Het 5de deel van hoofdstuk 2 van het rapport van de Levelt Commissie is vrij droog. Maar het komt er in wezen op neer dat Diederik Stapel in dezelfde val was gelopen als Hendrik Jan Schön. De fluctuaties die Stapel in z’n data had ingebouwd waren keer op keer onwaarschijnlijk klein, uiteindelijk te klein om voor realistisch door te kunnen gaan.

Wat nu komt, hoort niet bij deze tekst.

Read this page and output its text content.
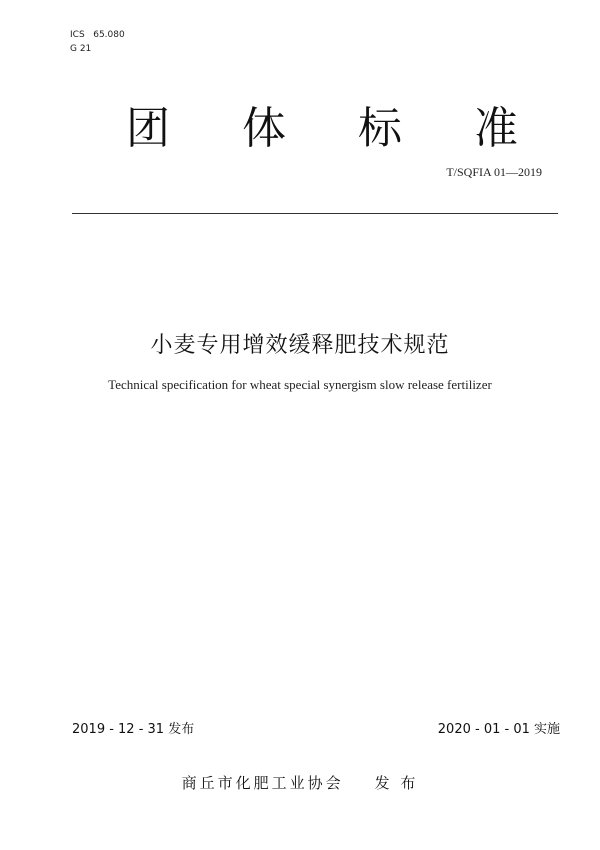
ICS   65.080
G 21
团 体 标 准
T/SQFIA 01—2019
小麦专用增效缓释肥技术规范
Technical specification for wheat special synergism slow release fertilizer
2019 - 12 - 31 发布	2020 - 01 - 01 实施
商丘市化肥工业协会    发 布
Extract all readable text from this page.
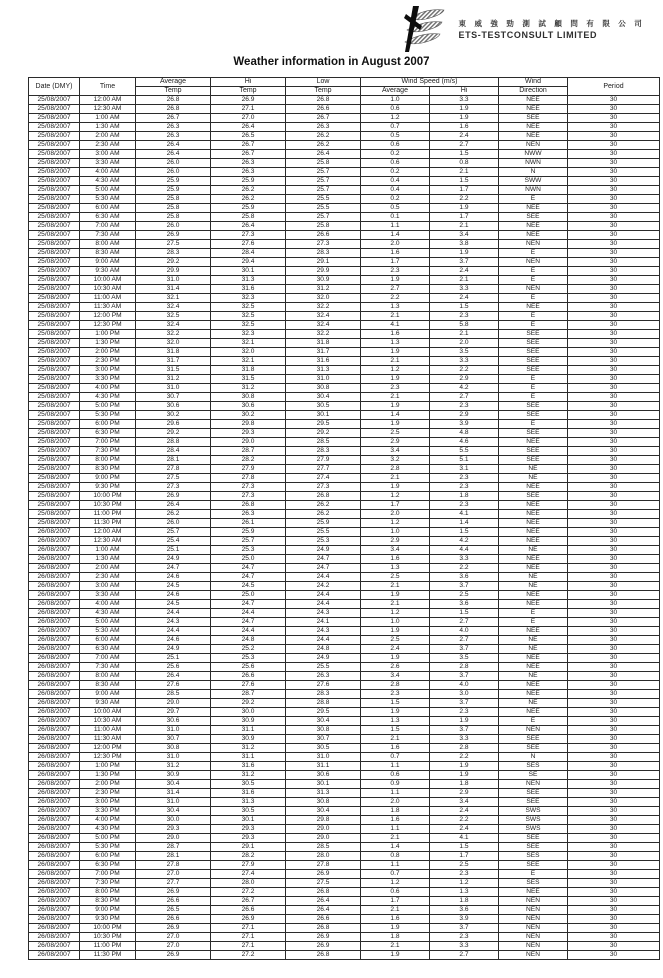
東 威 強 勁 測 試 顧 問 有 限 公 司
ETS-TESTCONSULT LIMITED
Weather information in August 2007
Date (DMY)	Time	Average	Hi	Low	Wind Speed (m/s)		Wind	Period
		Temp	Temp	Temp	Average	Hi	Direction	
25/08/2007	12:00 AM	26.8	26.9	26.8	1.0	3.3	NEE	30
25/08/2007	12:30 AM	26.8	27.1	26.6	0.6	1.9	NEE	30
25/08/2007	1:00 AM	26.7	27.0	26.7	1.2	1.9	SEE	30
25/08/2007	1:30 AM	26.3	26.4	26.3	0.7	1.6	NEE	30
25/08/2007	2:00 AM	26.3	26.5	26.2	0.5	2.4	NEE	30
25/08/2007	2:30 AM	26.4	26.7	26.2	0.6	2.7	NEN	30
25/08/2007	3:00 AM	26.4	26.7	26.4	0.2	1.5	NWW	30
25/08/2007	3:30 AM	26.0	26.3	25.8	0.6	0.8	NWN	30
25/08/2007	4:00 AM	26.0	26.3	25.7	0.2	2.1	N	30
25/08/2007	4:30 AM	25.9	25.9	25.7	0.4	1.5	SWW	30
25/08/2007	5:00 AM	25.9	26.2	25.7	0.4	1.7	NWN	30
25/08/2007	5:30 AM	25.8	26.2	25.5	0.2	2.2	E	30
25/08/2007	6:00 AM	25.8	25.9	25.5	0.5	1.9	NEE	30
25/08/2007	6:30 AM	25.8	25.8	25.7	0.1	1.7	SEE	30
25/08/2007	7:00 AM	26.0	26.4	25.8	1.1	2.1	NEE	30
25/08/2007	7:30 AM	26.9	27.3	26.6	1.4	3.4	NEE	30
25/08/2007	8:00 AM	27.5	27.6	27.3	2.0	3.8	NEN	30
25/08/2007	8:30 AM	28.3	28.4	28.3	1.6	1.9	E	30
25/08/2007	9:00 AM	29.2	29.4	29.1	1.7	3.7	NEN	30
25/08/2007	9:30 AM	29.9	30.1	29.9	2.3	2.4	E	30
25/08/2007	10:00 AM	31.0	31.3	30.9	1.9	2.1	E	30
25/08/2007	10:30 AM	31.4	31.6	31.2	2.7	3.3	NEN	30
25/08/2007	11:00 AM	32.1	32.3	32.0	2.2	2.4	E	30
25/08/2007	11:30 AM	32.4	32.5	32.2	1.3	1.5	NEE	30
25/08/2007	12:00 PM	32.5	32.5	32.4	2.1	2.3	E	30
25/08/2007	12:30 PM	32.4	32.5	32.4	4.1	5.8	E	30
25/08/2007	1:00 PM	32.2	32.3	32.2	1.6	2.1	SEE	30
25/08/2007	1:30 PM	32.0	32.1	31.8	1.3	2.0	SEE	30
25/08/2007	2:00 PM	31.8	32.0	31.7	1.9	3.5	SEE	30
25/08/2007	2:30 PM	31.7	32.1	31.6	2.1	3.3	SEE	30
25/08/2007	3:00 PM	31.5	31.8	31.3	1.2	2.2	SEE	30
25/08/2007	3:30 PM	31.2	31.5	31.0	1.9	2.9	E	30
25/08/2007	4:00 PM	31.0	31.2	30.8	2.3	4.2	E	30
25/08/2007	4:30 PM	30.7	30.8	30.4	2.1	2.7	E	30
25/08/2007	5:00 PM	30.6	30.6	30.5	1.9	2.3	SEE	30
25/08/2007	5:30 PM	30.2	30.2	30.1	1.4	2.9	SEE	30
25/08/2007	6:00 PM	29.6	29.8	29.5	1.9	3.9	E	30
25/08/2007	6:30 PM	29.2	29.3	29.2	2.5	4.8	SEE	30
25/08/2007	7:00 PM	28.8	29.0	28.5	2.9	4.6	NEE	30
25/08/2007	7:30 PM	28.4	28.7	28.3	3.4	5.5	SEE	30
25/08/2007	8:00 PM	28.1	28.2	27.9	3.2	5.1	SEE	30
25/08/2007	8:30 PM	27.8	27.9	27.7	2.8	3.1	NE	30
25/08/2007	9:00 PM	27.5	27.8	27.4	2.1	2.3	NE	30
25/08/2007	9:30 PM	27.3	27.3	27.3	1.9	2.3	NEE	30
25/08/2007	10:00 PM	26.9	27.3	26.8	1.2	1.8	SEE	30
25/08/2007	10:30 PM	26.4	26.8	26.2	1.7	2.3	NEE	30
25/08/2007	11:00 PM	26.2	26.3	26.2	2.0	4.1	NEE	30
25/08/2007	11:30 PM	26.0	26.1	25.9	1.2	1.4	NEE	30
26/08/2007	12:00 AM	25.7	25.9	25.5	1.0	1.5	NEE	30
26/08/2007	12:30 AM	25.4	25.7	25.3	2.9	4.2	NEE	30
26/08/2007	1:00 AM	25.1	25.3	24.9	3.4	4.4	NE	30
26/08/2007	1:30 AM	24.9	25.0	24.7	1.6	3.3	NEE	30
26/08/2007	2:00 AM	24.7	24.7	24.7	1.3	2.2	NEE	30
26/08/2007	2:30 AM	24.6	24.7	24.4	2.5	3.6	NE	30
26/08/2007	3:00 AM	24.5	24.5	24.2	2.1	3.7	NE	30
26/08/2007	3:30 AM	24.6	25.0	24.4	1.9	2.5	NEE	30
26/08/2007	4:00 AM	24.5	24.7	24.4	2.1	3.6	NEE	30
26/08/2007	4:30 AM	24.4	24.4	24.3	1.2	1.5	E	30
26/08/2007	5:00 AM	24.3	24.7	24.1	1.0	2.7	E	30
26/08/2007	5:30 AM	24.4	24.4	24.3	1.9	4.0	NEE	30
26/08/2007	6:00 AM	24.6	24.8	24.4	2.5	2.7	NE	30
26/08/2007	6:30 AM	24.9	25.2	24.8	2.4	3.7	NE	30
26/08/2007	7:00 AM	25.1	25.3	24.9	1.9	3.5	NEE	30
26/08/2007	7:30 AM	25.6	25.6	25.5	2.6	2.8	NEE	30
26/08/2007	8:00 AM	26.4	26.6	26.3	3.4	3.7	NE	30
26/08/2007	8:30 AM	27.6	27.6	27.6	2.8	4.0	NEE	30
26/08/2007	9:00 AM	28.5	28.7	28.3	2.3	3.0	NEE	30
26/08/2007	9:30 AM	29.0	29.2	28.8	1.5	3.7	NE	30
26/08/2007	10:00 AM	29.7	30.0	29.5	1.9	2.3	NEE	30
26/08/2007	10:30 AM	30.6	30.9	30.4	1.3	1.9	E	30
26/08/2007	11:00 AM	31.0	31.1	30.8	1.5	3.7	NEN	30
26/08/2007	11:30 AM	30.7	30.9	30.7	2.1	3.3	SEE	30
26/08/2007	12:00 PM	30.8	31.2	30.5	1.6	2.8	SEE	30
26/08/2007	12:30 PM	31.0	31.1	31.0	0.7	2.2	N	30
26/08/2007	1:00 PM	31.2	31.6	31.1	1.1	1.9	SES	30
26/08/2007	1:30 PM	30.9	31.2	30.6	0.6	1.9	SE	30
26/08/2007	2:00 PM	30.4	30.5	30.1	0.9	1.8	NEN	30
26/08/2007	2:30 PM	31.4	31.6	31.3	1.1	2.9	SEE	30
26/08/2007	3:00 PM	31.0	31.3	30.8	2.0	3.4	SEE	30
26/08/2007	3:30 PM	30.4	30.5	30.4	1.8	2.4	SWS	30
26/08/2007	4:00 PM	30.0	30.1	29.8	1.6	2.2	SWS	30
26/08/2007	4:30 PM	29.3	29.3	29.0	1.1	2.4	SWS	30
26/08/2007	5:00 PM	29.0	29.3	29.0	2.1	4.1	SEE	30
26/08/2007	5:30 PM	28.7	29.1	28.5	1.4	1.5	SEE	30
26/08/2007	6:00 PM	28.1	28.2	28.0	0.8	1.7	SES	30
26/08/2007	6:30 PM	27.8	27.9	27.8	1.1	2.5	SEE	30
26/08/2007	7:00 PM	27.0	27.4	26.9	0.7	2.3	E	30
26/08/2007	7:30 PM	27.7	28.0	27.5	1.2	1.2	SES	30
26/08/2007	8:00 PM	26.9	27.2	26.8	0.6	1.3	NEE	30
26/08/2007	8:30 PM	26.6	26.7	26.4	1.7	1.8	NEN	30
26/08/2007	9:00 PM	26.5	26.6	26.4	2.1	3.6	NEN	30
26/08/2007	9:30 PM	26.6	26.9	26.6	1.6	3.9	NEN	30
26/08/2007	10:00 PM	26.9	27.1	26.8	1.9	3.7	NEN	30
26/08/2007	10:30 PM	27.0	27.1	26.9	1.8	2.3	NEN	30
26/08/2007	11:00 PM	27.0	27.1	26.9	2.1	3.3	NEN	30
26/08/2007	11:30 PM	26.9	27.2	26.8	1.9	2.7	NEN	30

Maar ook op een meer elementair niveau waren de gefingeerde data van Stapel veelal weinig doordacht. Pepijn van Erp wijst er in z’n blog op hoe Stapel in een steekproef met 16 personen op een percentage van 15 uitkomt. Een meer koelbloedige en berekenende fraudeur zou zich gerealiseerd hebben dat het met twee van de 16 personen om 13 procent gaat en met drie van 16 personen om 19 procent.
De Motivatie
Waarom gaat iemand op grote schaal frauderen? En frauderen op een manier die eigenlijk heel doorzichtig is … Schön en Stapel waren allebei Russisch roulette aan het spelen en dat was niet alleen omdat de statistiek van de gefingeerde resultaten niet klopte. Schön had in de loop van 2000 en 2001 negen artikelen in Science en zeven artikelen in Nature. Zo beschreef hij bijvoorbeeld de constructie van een transistor die bestaat uit maar één molecuul. Het is niet moeilijk te voorspellen dat andere laboratoria dit willen reproduceren en als dat dan vervolgens steeds niet lukt, dan worden er steeds dringender vragen gesteld. Zoals hierboven vermeld is de sociale psychologie nogal vrijblijvend in de manier waarop ze omgaat met reproduceerbaarheid van experimentele resultaten. Maar het is gebruikelijk in dit vak dat het de studenten en de jongere medewerkers zijn die met de vragenlijsten op pad gaan. Uiteindelijk leveren ze de spreadsheets met resultaten af bij de professor. Die laatste schrijft dan de artikelen en tracht fondsen te verwerven voor verder onderzoek. Stapel, echter, zou zelf met de vragenlijsten op pad zijn gegaan. De medewerkers kregen uitgewerkte resultaten op hun bureau; resultaten die de theorieën spectaculair bevestigden. Stapel meldde hen daarbij dat hij de ingevulde vragenlijsten inmiddels al had weggegooid. Het waren uiteindelijk dan ook jongere medewerkers die de bal aan het rollen brachten door met hun argwaan hogerop te gaan.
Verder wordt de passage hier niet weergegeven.